Small amounts of an amphiphilic block copolymer lead to a dramatic increase in the volumes of oil and water, which can be solubilized in a bicontinuous microemulsion. The effect of various block copolymers lengths and concentrations on the structure and phase behavior of ternary microemulsions has been investigated. High-precision neutron scattering experiments provide clear evidence that the polymers form uniformly distributed "mushroom" conformations on the surfactant membrane (see figure).
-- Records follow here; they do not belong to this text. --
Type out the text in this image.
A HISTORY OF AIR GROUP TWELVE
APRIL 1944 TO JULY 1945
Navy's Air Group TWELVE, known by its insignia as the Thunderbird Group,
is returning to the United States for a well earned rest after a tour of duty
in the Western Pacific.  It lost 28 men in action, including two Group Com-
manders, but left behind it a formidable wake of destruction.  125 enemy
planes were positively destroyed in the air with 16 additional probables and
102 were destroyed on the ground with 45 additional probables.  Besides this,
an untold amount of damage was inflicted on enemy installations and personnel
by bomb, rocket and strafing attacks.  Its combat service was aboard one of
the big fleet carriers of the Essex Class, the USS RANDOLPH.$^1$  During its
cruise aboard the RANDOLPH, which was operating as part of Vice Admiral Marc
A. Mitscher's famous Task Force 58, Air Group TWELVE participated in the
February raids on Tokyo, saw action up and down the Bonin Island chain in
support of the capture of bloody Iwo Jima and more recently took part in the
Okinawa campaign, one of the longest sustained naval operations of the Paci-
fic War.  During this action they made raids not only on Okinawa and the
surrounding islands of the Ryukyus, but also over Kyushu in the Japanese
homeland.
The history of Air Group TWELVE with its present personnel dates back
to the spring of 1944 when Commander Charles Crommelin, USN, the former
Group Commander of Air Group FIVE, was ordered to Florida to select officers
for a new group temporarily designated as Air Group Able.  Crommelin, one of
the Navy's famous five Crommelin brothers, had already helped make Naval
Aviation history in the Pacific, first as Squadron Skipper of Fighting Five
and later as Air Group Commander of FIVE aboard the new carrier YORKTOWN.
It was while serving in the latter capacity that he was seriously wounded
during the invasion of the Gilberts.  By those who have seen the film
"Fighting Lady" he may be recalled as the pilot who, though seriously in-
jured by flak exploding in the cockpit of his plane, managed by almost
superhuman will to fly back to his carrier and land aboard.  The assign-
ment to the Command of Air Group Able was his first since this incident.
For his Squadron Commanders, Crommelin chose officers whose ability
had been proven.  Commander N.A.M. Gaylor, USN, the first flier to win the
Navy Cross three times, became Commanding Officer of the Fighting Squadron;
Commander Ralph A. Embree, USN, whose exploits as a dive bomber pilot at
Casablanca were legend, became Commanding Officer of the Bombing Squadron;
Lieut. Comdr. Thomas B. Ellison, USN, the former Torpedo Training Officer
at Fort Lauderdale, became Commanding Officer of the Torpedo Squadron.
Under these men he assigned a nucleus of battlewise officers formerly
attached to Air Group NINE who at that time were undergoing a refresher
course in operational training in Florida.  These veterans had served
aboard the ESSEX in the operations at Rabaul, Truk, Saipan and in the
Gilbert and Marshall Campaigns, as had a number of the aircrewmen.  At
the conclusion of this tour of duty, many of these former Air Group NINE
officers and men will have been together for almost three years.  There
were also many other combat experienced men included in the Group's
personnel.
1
Based on these observations, we propose an universal mechanism for the swelling behavior, which is due to the variation of the membrane curvature elasticity.
Cubic bicontinuous phases in ternary amphiphilic systems
Interfaces in amphiphilic systems can often be well described by elastic sheets with bending rigidity k, saddle-splay modulus k, and spontaneous curvature c0. The amphiphilic monolayers in ternary mixtures with water and oil can arrange in different ways to form micellar, hexagonal, lamellar and various triply periodic, bicontinuous cubic phases. The relative stability of the latter phases can be explained by the way in which their universal geometrical properties conspire with the concentration constraints. We find that the most stable cubic phases with decreasing k<0 are the single and double gyroid structures -- see figure for gyroid minimal surface.